In 1996, Crugnale and the rest of his management team were intent on proving that Bertucci's difficulties merely represented a minor, temporary injury. Although the company expected to open eight new units during the year, the strategy for the future included a slower pace of expansion than recorded in the past, that is, opening smaller restaurants, renovating units more frequently, marketing more aggressively, and developing a greater presence in existing markets before entering new markets.

Changes in the Late 1990s and Beyond

Despite the signs of growing too fast, Bertucci's represented a powerful force as it entered the late 1990s, buoyed by sales that had grown exponentially during the course of its existence. Over the next several years, the company worked to correct the mistakes it made in the previous years in order to shore up profits. Discouraged by Bertucci's sluggish stock price, Crugnale and his management team began to consider several options for Bertucci's. Crugnale decided that reverting back to private ownership would benefit Bertucci's in the long run. Consequently, he led a buyout group that offered $8 per share for the company in 1998. His plans were thwarted however, when one month later N.E. Restaurant Co. Inc. came in with a higher offer at $10.50 a share. Bertucci's board of directors accepted the N.E. Restaurant Co. offer later that year.

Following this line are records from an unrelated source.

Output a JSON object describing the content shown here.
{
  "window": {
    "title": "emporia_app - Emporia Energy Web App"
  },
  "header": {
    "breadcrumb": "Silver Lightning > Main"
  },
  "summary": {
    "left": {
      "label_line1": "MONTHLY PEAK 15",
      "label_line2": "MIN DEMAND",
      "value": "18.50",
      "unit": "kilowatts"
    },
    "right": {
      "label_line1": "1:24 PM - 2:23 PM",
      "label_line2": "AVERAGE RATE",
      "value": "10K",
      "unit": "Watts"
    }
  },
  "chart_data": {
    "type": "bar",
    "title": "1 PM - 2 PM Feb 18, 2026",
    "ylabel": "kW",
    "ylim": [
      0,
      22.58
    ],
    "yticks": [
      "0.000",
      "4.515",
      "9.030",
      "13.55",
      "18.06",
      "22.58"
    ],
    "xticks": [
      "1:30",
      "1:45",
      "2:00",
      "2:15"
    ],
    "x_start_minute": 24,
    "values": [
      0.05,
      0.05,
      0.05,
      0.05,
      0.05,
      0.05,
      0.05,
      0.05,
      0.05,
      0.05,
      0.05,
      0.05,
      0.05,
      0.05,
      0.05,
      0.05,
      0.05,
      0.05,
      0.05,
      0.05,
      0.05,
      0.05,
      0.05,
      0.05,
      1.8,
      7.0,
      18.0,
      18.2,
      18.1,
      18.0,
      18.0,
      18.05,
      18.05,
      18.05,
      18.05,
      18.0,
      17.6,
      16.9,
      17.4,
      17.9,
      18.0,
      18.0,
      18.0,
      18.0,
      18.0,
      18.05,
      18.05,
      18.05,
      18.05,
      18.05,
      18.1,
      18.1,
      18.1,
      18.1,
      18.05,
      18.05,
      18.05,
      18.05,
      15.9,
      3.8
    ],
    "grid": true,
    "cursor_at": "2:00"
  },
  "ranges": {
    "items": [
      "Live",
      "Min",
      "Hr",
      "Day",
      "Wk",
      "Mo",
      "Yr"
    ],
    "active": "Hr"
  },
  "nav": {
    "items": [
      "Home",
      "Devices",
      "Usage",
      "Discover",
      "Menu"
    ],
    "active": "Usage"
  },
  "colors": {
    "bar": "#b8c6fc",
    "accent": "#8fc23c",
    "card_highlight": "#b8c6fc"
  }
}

As a Brinker International franchisee, N.E. Restaurant Co. operated 34 Chili's and several On the Border restaurants. The company was looking to expand and believed the Bertucci's concept would be a strong growth vehicle. With Crugnale no longer at the helm of the chain he founded, N.E. Restaurant Co. spent the first several years after the merger retooling its management structure, creating a new corporate culture, and promoting the Bertucci's name through advertising campaigns. Chairman and CEO Ben Jacobson commented on the company's strategy in a September 2001 Nation's Restaurant News article. "We've spent a full year getting our arms around [Bertucci's]," he remarked. "We had to put a solid management team together and get the operations, design and menu squared away. Now we're ready to ramp up significantly."

Indeed, N.E. Restaurant Co. proved its commitment to Bertucci's when it decided to sell its Chili's and On the Border restaurants to focus solely on the Italian concept. In 2001, the company adopted the Bertucci's Corp. name and immediately launched expansion plans that included adding new menu items and refurbishing existing stores. The firm also planned to begin franchising in the near future. To freshen up its image, the company's new restaurants were smaller and outfitted to look like Tuscan farmhouses. A $4 million advertising campaign with the tagline "Everybody Eats" was developed in April 2002. While many restaurant companies suffered in the early years of the 21st century due to a sluggish economy, Bertucci's appeared to be on solid ground. Having overcome the hardships of the mid-1990s, management was optimistic that the restaurant chain would experience success in the years to come.

Principal Competitors: Back Bay Restaurant Group Inc.; Darden Restaurants Inc.; Uno Restaurant Holdings Corporation.